Chemical production has to balance performance goals with environmental responsibility. Our process minimizes solvents and incorporates energy-efficient distillation, measures driven by as much practical necessity as regulatory expectation. We've invested in closed-loop systems to recycle pyridine-based reagents, and by recovering heat from our condensation steps, energy usage per kilogram has dropped year after year. Material safety and responsible disposal protocols have evolved, thanks not just to external pressure but from in-house chemists advocating for a safer work environment.
Interest in halogen-free, non-toxic bisphenol building blocks is rising. This has shaped how we handle waste streams and packaging. Our drums use recyclable liners, and our technical group continues to evaluate upstream raw materials for environmental impact, knowing that our choices today leave a footprint long after a batch leaves the plant floor. Anticipating shifts in regulatory standards, we share data on environmental fate and compatibility to give customers the confidence that our product will align with both their technical requirements and future expectations. Experience has shown us that responsible sourcing and honest reporting prevent bigger issues down the road.

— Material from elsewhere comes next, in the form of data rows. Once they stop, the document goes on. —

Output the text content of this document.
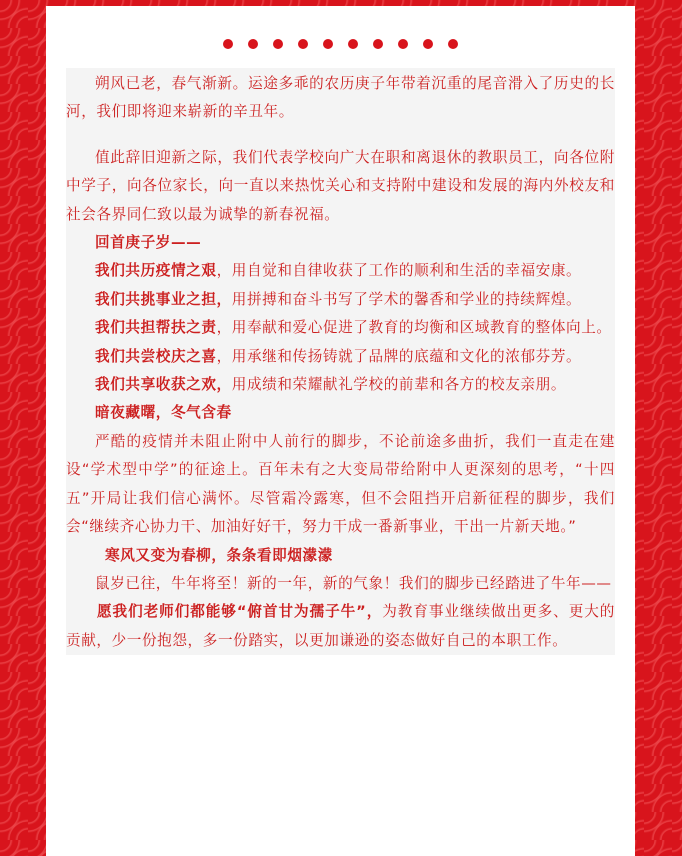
朔风已老，春气渐新。运途多乖的农历庚子年带着沉重的尾音滑入了历史的长河，我们即将迎来崭新的辛丑年。

值此辞旧迎新之际，我们代表学校向广大在职和离退休的教职员工，向各位附中学子，向各位家长，向一直以来热忱关心和支持附中建设和发展的海内外校友和社会各界同仁致以最为诚挚的新春祝福。

回首庚子岁——

我们共历疫情之艰，用自觉和自律收获了工作的顺利和生活的幸福安康。

我们共挑事业之担，用拼搏和奋斗书写了学术的馨香和学业的持续辉煌。

我们共担帮扶之责，用奉献和爱心促进了教育的均衡和区域教育的整体向上。

我们共尝校庆之喜，用承继和传扬铸就了品牌的底蕴和文化的浓郁芬芳。

我们共享收获之欢，用成绩和荣耀献礼学校的前辈和各方的校友亲朋。

暗夜藏曙，冬气含春

严酷的疫情并未阻止附中人前行的脚步，不论前途多曲折，我们一直走在建设“学术型中学”的征途上。百年未有之大变局带给附中人更深刻的思考，“十四五”开局让我们信心满怀。尽管霜冷露寒，但不会阻挡开启新征程的脚步，我们会“继续齐心协力干、加油好好干，努力干成一番新事业，干出一片新天地。”

寒风又变为春柳，条条看即烟濛濛

鼠岁已往，牛年将至！新的一年，新的气象！我们的脚步已经踏进了牛年——

愿我们老师们都能够“俯首甘为孺子牛”，为教育事业继续做出更多、更大的贡献，少一份抱怨，多一份踏实，以更加谦逊的姿态做好自己的本职工作。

Synthetically, there is always another challenge to tackle. Years of batch production have highlighted the unpredictable nature of raw materials: subtle shifts in supplier purity, or even drum-to-drum variability, can alter yields or crystallization rates. Our staff runs regular cross-lab calibrations and comparative studies to catch outliers early on. We foster a direct line to researchers scaling up their own syntheses, so feedback routes straight to our process chemists.
The success of Phenol, 4,4'-(2,5-pyridinediyl)bis- depends on transparent communication. Engineers and scientists share their critical details—such as what solvent blends cut their process times, what temperatures led to cleaner crystallization, or what filters proved irreplaceable. In turn, we adjust our approach and often return technical bulletins reflecting collective progress. Open exchange means fewer delays, more reliable performance, and a shared sense of achievement when new applications finally reach market.
Nothing stays static in specialty synthesis. Our R&D group explores derivatives and analogs—tiny structural tweaks sometimes bring outsized benefits, and we bench-test our modifications against customer feedback before commissioning a new pilot batch. We invite partners to share their own ambitious goals. If a formulation team needs a custom cut on particle size or a particular impurity profile tightened, we're ready to iterate.
Our raw material procurement networks and scale-up teams always work hand-in-hand to ensure future batches deliver the same blend of baseline reliability and opportunity for innovation. No fancy promises or buzzwords—just a determination to translate laboratory curiosity into robust, industrial-scale outcomes. Over time, the best breakthroughs usually emerge from close dialogue, lab-scale trial, and a willingness to revisit any step, no matter how established.
Real improvements never take the shape of glossy packaging or hollow marketing claims. They start with open lines of communication, an acceptance of setbacks, and incremental adjustments that add up to a superior end product. Phenol, 4,4'-(2,5-pyridinediyl)bis- provides a clear example. Reliable production, tight quality control, and a lived-in understanding of downstream demands allow this compound to fill niches that others can't. One drum at a time, every shipment embodies lessons learned, problems solved, and ambitions set higher with each passing year.